Un processo inverso si registra per i costi relativi al personale che passano dai 9,3 milioni del 2006 (il primo anno in cui il valore della produzione supera i 60 milioni) ai 12,5 del 2010. In termini percentuali il peso del personale passa dal 14,6 al 22,7 per cento. Simmetricamente si evolve il costo per servizi, che cresce dal 2005 al 2008 (fino a 50 milioni), per poi scendere nel biennio seguente (fino ai 36 milioni del 2010), a seguito della contrazione di alcune commesse.E’ urgente quindi l’avvio di un processo di riorganizzazione profondo, che consenta di ritrovare identità ed operatività, dissipate dalla cattiva politica.
Lazio Service è un altro esempio lampante delle disfunzioni prodotte dall’improvvisazione politica. All’avvio della VII legislatura il legislatore stabilisce che “la Regione, al fine di esternalizzare lo svolgimento di attività di servizio effettuate al suo interno anche impegnando lavoratori socialmente utili, promuove”, attraverso SL, “la costituzione di una società di servizi”, di cui la Regione si avvale per le attività esternalizzate, “nonché per lo svolgimento di servizi aggiuntivi non precedentemente affidati in appalto o in concessione”.
Nel corso della legislatura la società cresce assumendo, con forme di lavoro temporaneo e precario, centinaia di giovani, impiegati, senza alcuna pianificazione, negli uffici della Regione, a sopperire, nel migliore dei casi, alle improduttività e alle inefficienze del personale regionale.
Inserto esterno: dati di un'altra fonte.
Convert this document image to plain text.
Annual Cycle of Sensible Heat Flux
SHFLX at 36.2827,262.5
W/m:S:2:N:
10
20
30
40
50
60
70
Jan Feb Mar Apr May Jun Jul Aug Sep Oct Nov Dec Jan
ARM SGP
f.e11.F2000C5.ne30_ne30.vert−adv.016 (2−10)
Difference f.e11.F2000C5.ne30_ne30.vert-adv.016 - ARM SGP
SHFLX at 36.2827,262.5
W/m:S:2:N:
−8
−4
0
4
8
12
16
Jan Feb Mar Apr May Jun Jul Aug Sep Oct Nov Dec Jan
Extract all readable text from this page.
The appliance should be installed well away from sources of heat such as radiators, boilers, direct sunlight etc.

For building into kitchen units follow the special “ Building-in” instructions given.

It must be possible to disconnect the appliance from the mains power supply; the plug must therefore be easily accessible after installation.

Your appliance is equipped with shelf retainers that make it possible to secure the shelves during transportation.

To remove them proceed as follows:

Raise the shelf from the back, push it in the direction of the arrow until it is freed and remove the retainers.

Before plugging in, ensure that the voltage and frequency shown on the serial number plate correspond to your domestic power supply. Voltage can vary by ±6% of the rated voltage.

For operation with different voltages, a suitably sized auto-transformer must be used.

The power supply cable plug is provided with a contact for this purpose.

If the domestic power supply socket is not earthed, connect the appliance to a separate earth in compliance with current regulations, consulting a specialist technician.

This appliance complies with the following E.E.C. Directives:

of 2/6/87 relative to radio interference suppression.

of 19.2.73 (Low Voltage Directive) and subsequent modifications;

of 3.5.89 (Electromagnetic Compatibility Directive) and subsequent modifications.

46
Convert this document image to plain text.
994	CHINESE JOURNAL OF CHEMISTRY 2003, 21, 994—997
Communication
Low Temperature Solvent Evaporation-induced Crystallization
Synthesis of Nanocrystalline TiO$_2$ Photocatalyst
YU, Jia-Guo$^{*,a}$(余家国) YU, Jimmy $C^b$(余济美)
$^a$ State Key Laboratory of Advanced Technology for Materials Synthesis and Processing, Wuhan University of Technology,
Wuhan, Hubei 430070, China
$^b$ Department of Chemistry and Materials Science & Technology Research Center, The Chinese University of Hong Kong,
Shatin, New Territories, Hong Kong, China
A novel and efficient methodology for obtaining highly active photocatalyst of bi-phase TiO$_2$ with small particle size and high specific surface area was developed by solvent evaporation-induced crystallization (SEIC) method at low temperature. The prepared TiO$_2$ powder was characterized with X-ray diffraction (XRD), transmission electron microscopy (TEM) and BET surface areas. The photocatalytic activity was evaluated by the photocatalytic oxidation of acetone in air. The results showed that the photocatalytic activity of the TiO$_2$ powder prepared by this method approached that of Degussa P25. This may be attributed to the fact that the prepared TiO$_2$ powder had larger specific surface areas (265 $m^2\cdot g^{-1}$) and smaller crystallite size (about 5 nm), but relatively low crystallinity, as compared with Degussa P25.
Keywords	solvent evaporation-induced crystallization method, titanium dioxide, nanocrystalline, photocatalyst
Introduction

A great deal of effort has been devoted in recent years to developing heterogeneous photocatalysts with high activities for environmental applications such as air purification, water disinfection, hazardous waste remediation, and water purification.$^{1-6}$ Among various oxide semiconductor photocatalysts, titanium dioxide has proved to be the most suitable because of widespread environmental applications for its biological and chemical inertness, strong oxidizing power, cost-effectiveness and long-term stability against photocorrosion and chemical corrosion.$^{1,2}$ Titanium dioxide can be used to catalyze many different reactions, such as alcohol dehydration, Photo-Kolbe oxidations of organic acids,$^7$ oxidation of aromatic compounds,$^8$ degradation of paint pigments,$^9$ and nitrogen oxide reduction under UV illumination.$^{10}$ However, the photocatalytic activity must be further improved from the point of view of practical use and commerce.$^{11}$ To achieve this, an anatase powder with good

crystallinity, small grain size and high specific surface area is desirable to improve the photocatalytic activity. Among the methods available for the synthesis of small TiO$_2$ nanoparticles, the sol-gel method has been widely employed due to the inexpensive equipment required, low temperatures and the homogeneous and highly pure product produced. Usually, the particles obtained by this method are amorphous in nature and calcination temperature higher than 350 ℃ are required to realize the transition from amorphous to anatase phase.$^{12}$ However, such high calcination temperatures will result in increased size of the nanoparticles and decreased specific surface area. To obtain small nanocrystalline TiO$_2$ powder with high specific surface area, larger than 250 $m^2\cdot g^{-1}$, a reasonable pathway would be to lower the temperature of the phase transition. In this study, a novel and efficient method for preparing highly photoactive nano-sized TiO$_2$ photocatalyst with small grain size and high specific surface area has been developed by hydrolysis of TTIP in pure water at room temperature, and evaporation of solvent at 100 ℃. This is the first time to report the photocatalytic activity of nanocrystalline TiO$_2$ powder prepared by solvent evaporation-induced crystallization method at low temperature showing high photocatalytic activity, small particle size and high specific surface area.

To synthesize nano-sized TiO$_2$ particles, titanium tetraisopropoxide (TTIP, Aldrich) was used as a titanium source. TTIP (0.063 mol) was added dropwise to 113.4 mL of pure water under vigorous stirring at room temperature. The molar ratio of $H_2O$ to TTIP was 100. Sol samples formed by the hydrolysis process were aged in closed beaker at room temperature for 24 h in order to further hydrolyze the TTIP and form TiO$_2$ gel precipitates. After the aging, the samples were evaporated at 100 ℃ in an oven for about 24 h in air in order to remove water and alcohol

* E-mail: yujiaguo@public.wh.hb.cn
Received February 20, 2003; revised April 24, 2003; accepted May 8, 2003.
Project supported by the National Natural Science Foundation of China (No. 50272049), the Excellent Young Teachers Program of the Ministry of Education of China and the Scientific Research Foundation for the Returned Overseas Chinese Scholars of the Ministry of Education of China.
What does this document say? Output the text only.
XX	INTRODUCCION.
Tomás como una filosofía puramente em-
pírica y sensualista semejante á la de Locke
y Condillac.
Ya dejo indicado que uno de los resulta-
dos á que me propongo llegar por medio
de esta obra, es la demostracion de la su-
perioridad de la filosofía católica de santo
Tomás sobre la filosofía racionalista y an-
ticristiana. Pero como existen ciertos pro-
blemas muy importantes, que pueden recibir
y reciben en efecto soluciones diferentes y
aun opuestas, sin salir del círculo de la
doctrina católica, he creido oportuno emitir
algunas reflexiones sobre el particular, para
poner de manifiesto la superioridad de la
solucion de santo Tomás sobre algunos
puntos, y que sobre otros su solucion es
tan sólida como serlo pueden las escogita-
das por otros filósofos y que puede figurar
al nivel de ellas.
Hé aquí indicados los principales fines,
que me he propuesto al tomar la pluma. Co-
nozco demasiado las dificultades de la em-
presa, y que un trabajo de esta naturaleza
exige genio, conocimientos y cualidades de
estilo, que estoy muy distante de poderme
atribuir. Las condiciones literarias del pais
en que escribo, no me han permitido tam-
In alcuni anni, con progressive stratificazioni, il disastro si compie. Una categoria di lavoratori sottopagati e precari si ritrova negli uffici regionali, a fianco dei dipendenti di ruolo. Il concorso pubblico, obbligo costituzionale per accedere ai pubblici impieghi, viene eluso. I criteri selettivi sono pressoché nulli o meglio, clientelari, spartiti tra maggioranza ed opposizione. E soprattutto si crea una insanabile discriminazione tra quei giovani che, in qualche modo, riescono a trovare il modo per entrare nel gruppo, e la massa degli esclusi, radicando la convinzione dell’impossibilità di avanzare nel mondo del lavoro e nella società in base alla preparazione e all’impegno. Guasti insanabili che, nella VIII legislatura, esplodono immancabilmente e portano alla inevitabile stabilizzazione. Ma l’identità di Lazio Service, con i suoi 1.370 dipendenti, resta sfuocata e appannata. E’ un frutto della cattiva politica, nazionale (i lavoratori socialmente utili) e regionale (la contrattualizzazione a termine di centinaia di persone, senza alcun motivo funzionale). La commistione funzionale e logistica con la Regione, che aveva determinato i rilievi della Corte dei Conti, resta ancora oggi irrisolta ed è fonte di sprechi ed inefficienze. Siamo in presenza di una agenzia di lavoro interinale in house, sconosciuta in ogni altra regione italiana. L’intuizione dell’accordo sindacale del 2006 resta valida: nel rispetto delle procedure previste dalla legge, con i tempi necessari, vanno indetti concorsi pubblici per portare nella amministrazione i dipendenti; successivamente LS potrà essere liquidata.
Questo in sintesi il quadro complessivo delle società in house laziali tracciato nel presente studio. Molte ombre, alcune luci, che hanno all’origine una legislazione nata con un difetto congenito: la tutela del mercato tramutata in tutela dal mercato, che ha favorito un uso spropositato e distorto delle società in house.